Test du Trek Madone SLR 9 eTap AXS, affûté et exigeant
Par Test matériel - Commentaires : 9 .
le mardi 14 mars 2023 07:43 -A l'heure où nombre de consommateurs déplorent que tous les vélos de route tendent plus ou moins à se ressembler, voici que le tout dernier Madone casse complètement les codes stylistiques.
Cette 7ème génération de Madone ne ressemble à aucun autre vélo, Trek ayant totalement revu le design de son vélo, notamment au niveau de la tige de selle avec son nouveau concept IsoFlow qui doit, en plus d'atténuer les vibrations de la route comme le faisait l'IsoSpeed, doit diminuer le poids tout en amenant un avantage aérodynamique.
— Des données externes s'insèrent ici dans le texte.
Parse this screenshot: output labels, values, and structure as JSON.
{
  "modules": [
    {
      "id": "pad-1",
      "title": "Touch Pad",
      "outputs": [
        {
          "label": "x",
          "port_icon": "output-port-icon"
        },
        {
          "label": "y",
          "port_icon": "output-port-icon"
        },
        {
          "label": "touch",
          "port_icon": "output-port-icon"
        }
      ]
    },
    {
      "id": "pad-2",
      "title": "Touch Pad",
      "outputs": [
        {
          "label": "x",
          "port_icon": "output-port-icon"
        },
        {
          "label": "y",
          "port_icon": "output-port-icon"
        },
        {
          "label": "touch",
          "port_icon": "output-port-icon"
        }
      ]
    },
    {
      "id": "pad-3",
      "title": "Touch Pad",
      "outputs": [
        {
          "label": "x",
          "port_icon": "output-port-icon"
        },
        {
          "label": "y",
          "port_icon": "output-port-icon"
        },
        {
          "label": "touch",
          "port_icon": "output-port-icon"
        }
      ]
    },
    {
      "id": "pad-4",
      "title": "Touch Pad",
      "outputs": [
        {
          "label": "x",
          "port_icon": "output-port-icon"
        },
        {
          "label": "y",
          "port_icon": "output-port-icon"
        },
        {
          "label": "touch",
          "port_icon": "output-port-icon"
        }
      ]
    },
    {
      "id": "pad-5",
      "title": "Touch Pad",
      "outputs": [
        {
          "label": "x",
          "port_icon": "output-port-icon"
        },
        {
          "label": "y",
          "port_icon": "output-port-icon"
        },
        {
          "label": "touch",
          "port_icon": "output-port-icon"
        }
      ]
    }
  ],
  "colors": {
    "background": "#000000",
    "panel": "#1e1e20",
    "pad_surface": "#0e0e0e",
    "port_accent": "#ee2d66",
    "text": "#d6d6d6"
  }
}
Une chose est sûre, ce Madone ne laisse pas insensible, soit on aime, soit on déteste cette esthétique particulière. Reste à voir ce que cela donne sur le terrain.
Présentation
Lorsque j'avais découvert ce nouveau Madone sur le Critérium du Dauphiné 2022, ce fut clairement une énorme surprise au niveau stylistique. Moi qui était parfois lassé par les commentaires de certains qui estimaient que tous les vélos étaient désormais identiques, sans charme, voilà que Trek créé la surprise avec cet arrière totalement innovant.
A l'heure où de plus en plus de marques optent pour des vélos à la fois légers et aérodynamiques, Trek a fait le choix de conserver plusieurs plateformes spécialisées. Le Domane pour les terrains difficiles où le confort prévaut, l'Emonda pour la montagne et enfin, ce Madone, le vélo que vous choisissez le jour de course, quand le moindre watt compte et que vous visez la première place.
Tout sur cette septième génération a été pensé pour accroître les gains aéro. En témoignent les tubes qui utilisent tous de nouvelles formes KammTail ainsi que l'adoption d'un ensemble cintre/potence évasé qui réduit la traînée du poste de pilotage et du pilote. Mais aussi par exemple au niveau du boîtier de pédalier, qui remonte jusque sous le porte-bidons du tube de selle, pour réduire au strict minimum l'espace entre le boîtier et le bidon, de sorte à minimiser les perturbations aéro.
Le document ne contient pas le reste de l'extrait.